Бортинженер пробежал глазами по контрольному пульту, отмечая показания приборов, пошевелил плечами, поудобнее уселся, задумался.
...В парке им никто не встретился. Его дружок принес кусок рессоры, они сбили с качелей замок, очистили их от сырого рыхлого снега, и тут началось. Тяжелая, обитая железом лодка взлетала в весеннее небо, зависала в слепящей синеве и падала в тень кустов, в холод и запах талого снега.

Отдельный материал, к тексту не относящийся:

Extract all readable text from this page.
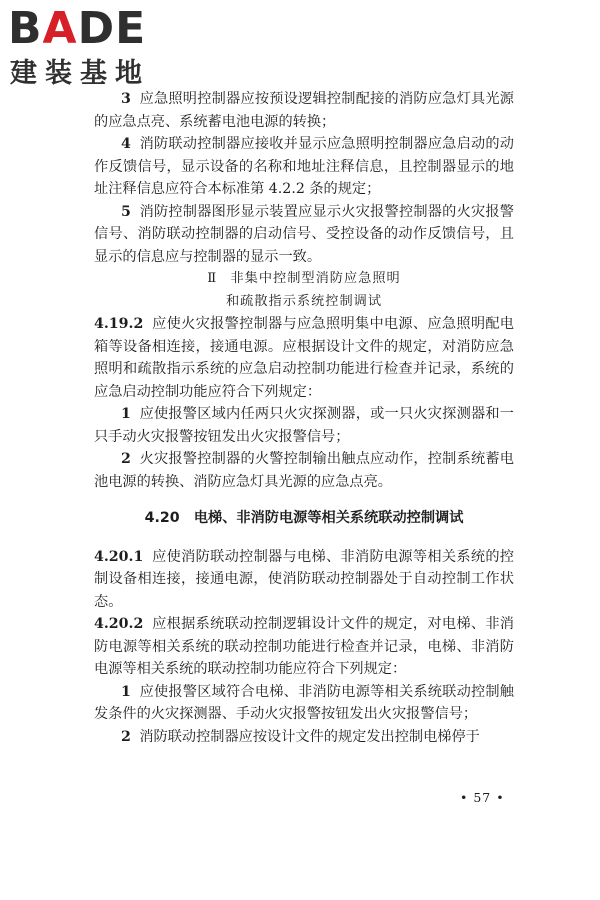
BADE
建装基地

3 应急照明控制器应按预设逻辑控制配接的消防应急灯具光源的应急点亮、系统蓄电池电源的转换；

4 消防联动控制器应接收并显示应急照明控制器应急启动的动作反馈信号，显示设备的名称和地址注释信息，且控制器显示的地址注释信息应符合本标准第 4.2.2 条的规定；

5 消防控制器图形显示装置应显示火灾报警控制器的火灾报警信号、消防联动控制器的启动信号、受控设备的动作反馈信号，且显示的信息应与控制器的显示一致。

Ⅱ 非集中控制型消防应急照明

和疏散指示系统控制调试

4.19.2 应使火灾报警控制器与应急照明集中电源、应急照明配电箱等设备相连接，接通电源。应根据设计文件的规定，对消防应急照明和疏散指示系统的应急启动控制功能进行检查并记录，系统的应急启动控制功能应符合下列规定：

1 应使报警区域内任两只火灾探测器，或一只火灾探测器和一只手动火灾报警按钮发出火灾报警信号；

2 火灾报警控制器的火警控制输出触点应动作，控制系统蓄电池电源的转换、消防应急灯具光源的应急点亮。

4.20 电梯、非消防电源等相关系统联动控制调试

4.20.1 应使消防联动控制器与电梯、非消防电源等相关系统的控制设备相连接，接通电源，使消防联动控制器处于自动控制工作状态。

4.20.2 应根据系统联动控制逻辑设计文件的规定，对电梯、非消防电源等相关系统的联动控制功能进行检查并记录，电梯、非消防电源等相关系统的联动控制功能应符合下列规定：

1 应使报警区域符合电梯、非消防电源等相关系统联动控制触发条件的火灾探测器、手动火灾报警按钮发出火灾报警信号；

2 消防联动控制器应按设计文件的规定发出控制电梯停于

• 57 •
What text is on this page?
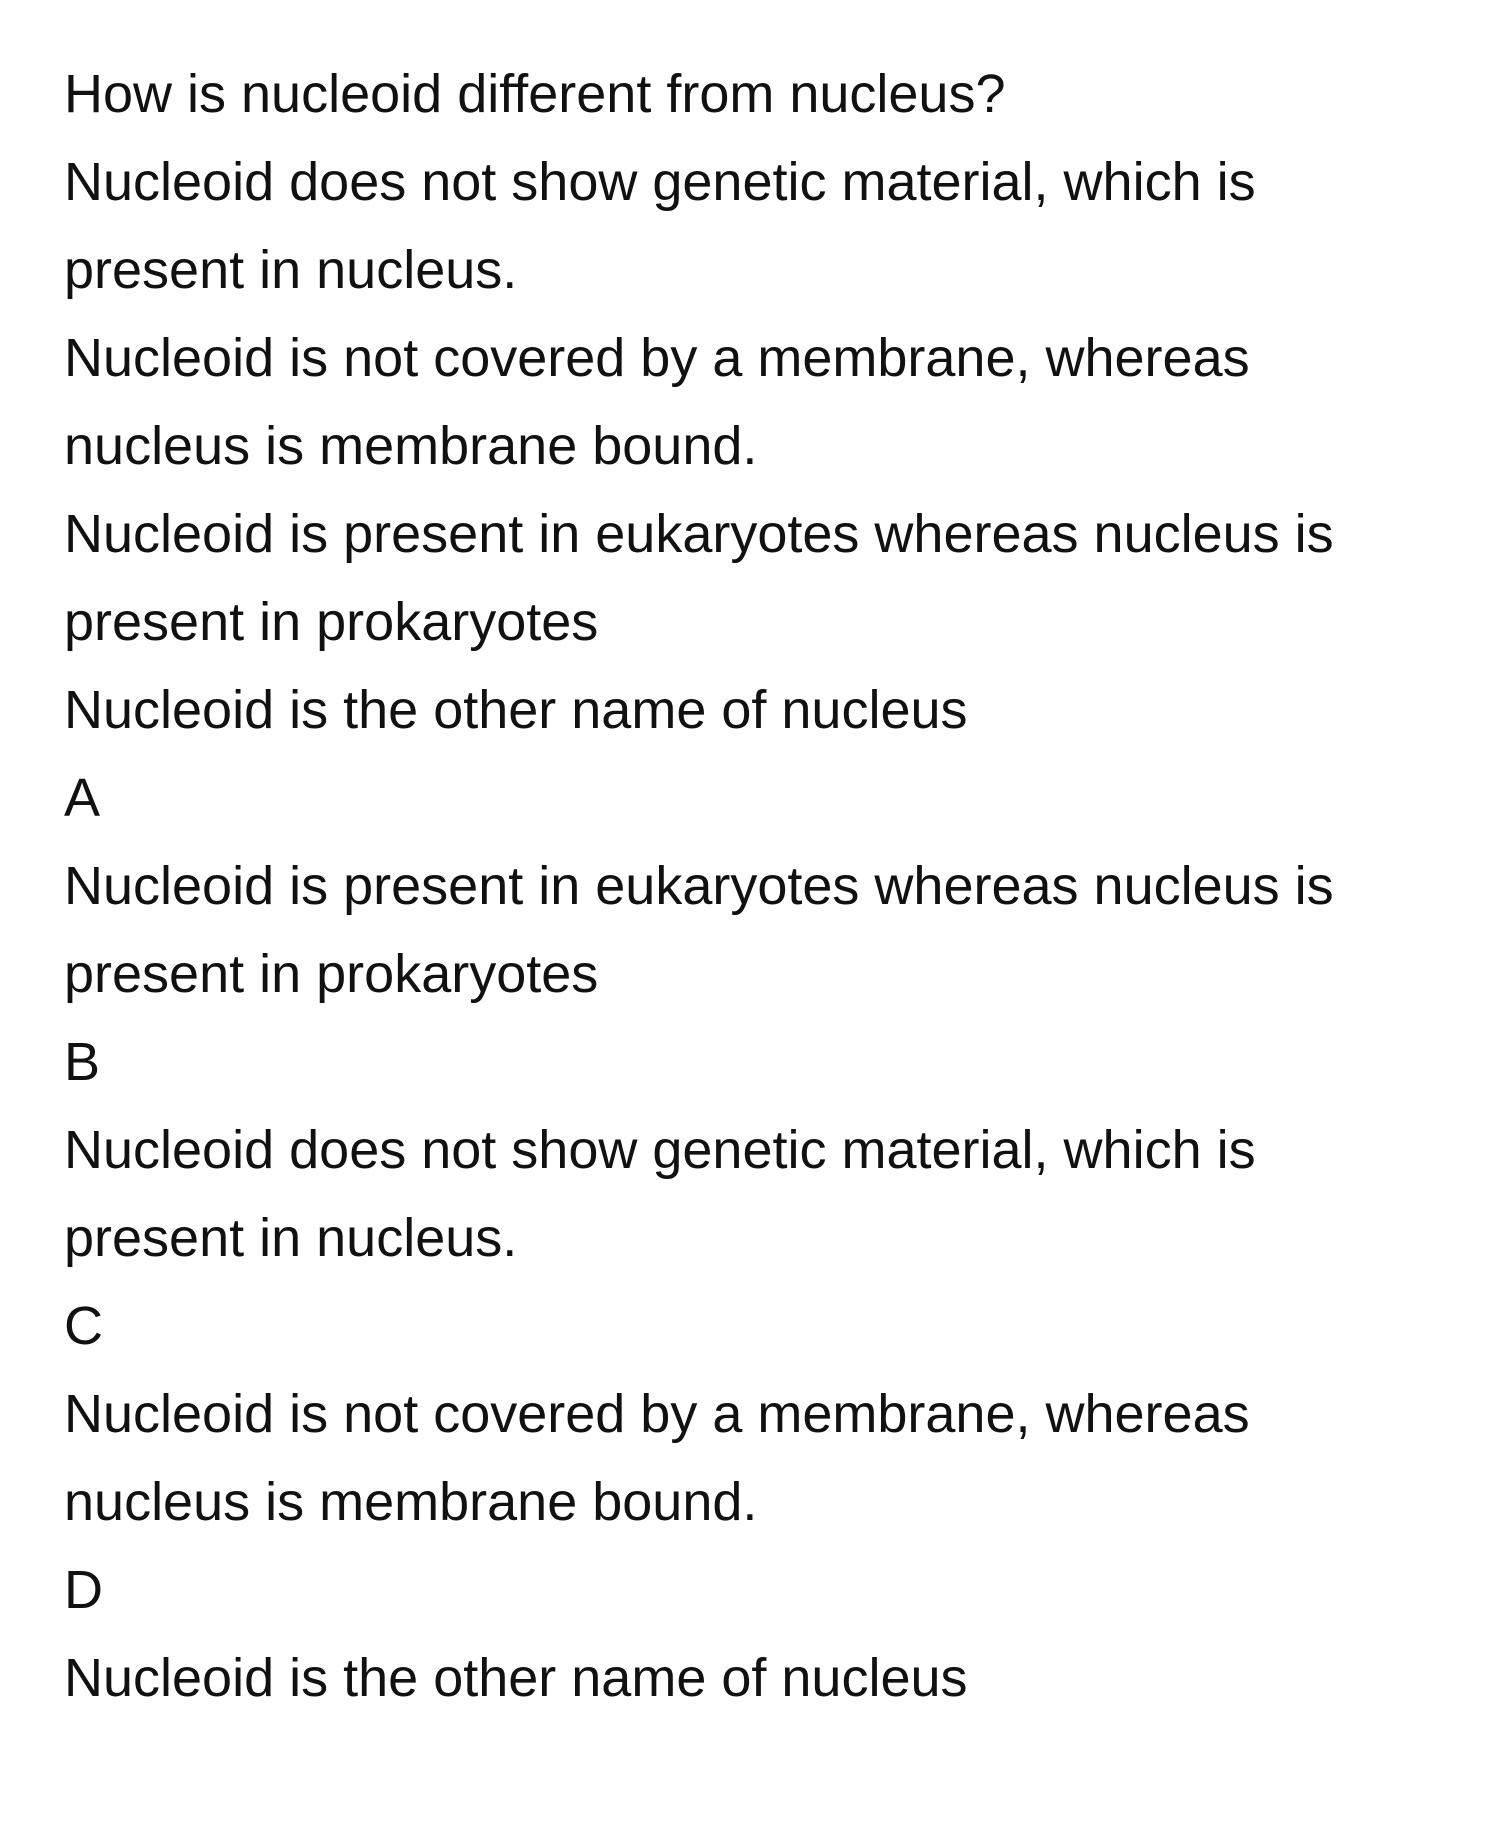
How is nucleoid different from nucleus?

Nucleoid does not show genetic material, which is

present in nucleus.

Nucleoid is not covered by a membrane, whereas

nucleus is membrane bound.

Nucleoid is present in eukaryotes whereas nucleus is

present in prokaryotes

Nucleoid is the other name of nucleus

A

Nucleoid is present in eukaryotes whereas nucleus is

present in prokaryotes

B

Nucleoid does not show genetic material, which is

present in nucleus.

C

Nucleoid is not covered by a membrane, whereas

nucleus is membrane bound.

D

Nucleoid is the other name of nucleus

Они орали, передразнивая грачей, пели, выкрикивали случайные слова, а то, что казалось забытым, — ссора с мастером, потерянный инструмент, невыполненное задание по слесарному делу, — все это делалось ощутимей, и мысль о расплате, загнанная на дно памяти, росла, тревожила его и, наконец, заставила сказать: «Хватит, пошли».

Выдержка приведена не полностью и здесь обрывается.